J'ai quelque retour de personnes touchée par balle qui sur le moment n'ont quasiment rien senti. Le plus illustre est Chuck Taylor (le père de notre technique de tir en Suisse) qui c'est ramassé à bout portant un 9mm dans la poitrine d'un PPK de la part d'un VC. Il ressenti comme une légère tape sur la poitrine et une brûlure comme une piqure d'abeille. Le VC estomaqué qu'il ne tombe pas est resté la bouche ouvert, ce qui a permis à Chuck de vider son chargeur de Thompson dans le VC. Il a toujours le PPK du VC

Des histoires comme ca il y en a a la pelle et a l'inverse aussi des personnes qui tombent dans le pommes après qu'une balle de 22lr les ait effleuré.
Il y a encore une autre histoire récente en Suisse. Un cinglé à ouvert le feu dans un café avec son fusil d'assaut, il a touché un client à l'abdomen, qui s'est tranquillement levé, pris sa voiture et présenté aux urgences de l'hôpital. Et la c'est vraiment de la munition qui fait des dégats.
Maintenant comment on se comporte face à une agression avec une arme à feu. Je peux en témoigner car je l'ai subit il y a quelques années.
Je me suis fait braquer par un taré, dans la voiture (à l'arrêt) par la fenêtre ouverte. En pleine rue circulante à 19:00 (personne n'a rien vu) avec le commentaire " JE VAIS TE BUTER". Sans raison, j'étais comme je l'ai appris par la suite au procès juste le paratonnerre au mauvais moment au mauvais endroit.

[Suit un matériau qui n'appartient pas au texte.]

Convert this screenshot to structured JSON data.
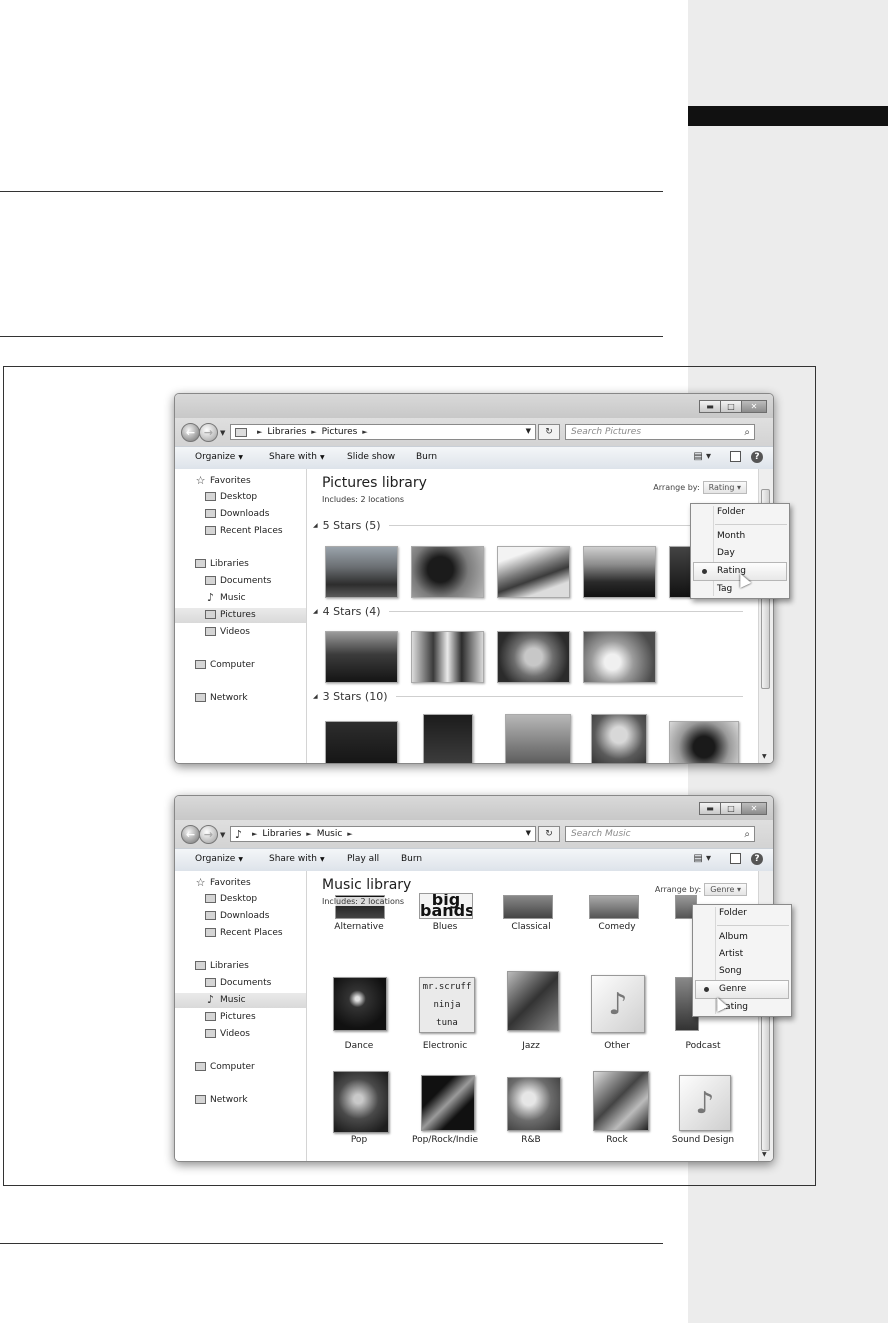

Quand quelqu'un te dit "je vais te buter" et que tu regarde dans une ENORME canon (s'était un 6.35 genre FN-baby). T'as tendance à le croire.
Dans ma tête:
1- Je coopère tant que c'est raisonnable
2- S'il me tire dessus, est-ce que j'aurais encore la force de lui mettre la portière dans la gueule? Mentalement j'étais prêts s'il tire, j'avais fait le film dans ma tête de lui exploser la tronche avec la portière.
Ensuite il a fait un mouvement de charge avec son pistolet et la culasse est restée bloquée à semi-ouverte.
A ce moment je voulais passer à l'action et effectivement le pulveriser avec la portière et juste à ce moment il est parti. Heureusement pour lui, dans l'état ou j'était, je pense qu'il serait encore dans la division de chrirugie plastique et reconstructive.
Par la suite, gros soulagement. Appel de la police (qui à ma surprise ne semblait pas particulièrement stressé par l'incident)
Après petit syndrome post-traumatique avec cauchemar pendant quelques semaines.
Les jours qui ont précédés l'arrestation du personnage, j'ai dormi avec un flingue sous l'oreiller (en suisse tu peux avoir l'adresse à partir des plaques numérologique) et ai sussuré à l'oreille de mon chien de bouffer tout envahisseur.

Bref cet évènement à quelque peu changé ma vision des choses (plus jamais victime!!!!!) et a initié deux trois modification dans mon style de vie et d'appréciation de situation.
Mais dans ce contexte, les techniques de désarmement d'arme à feu me semble utile, si on les emploie a bon escient.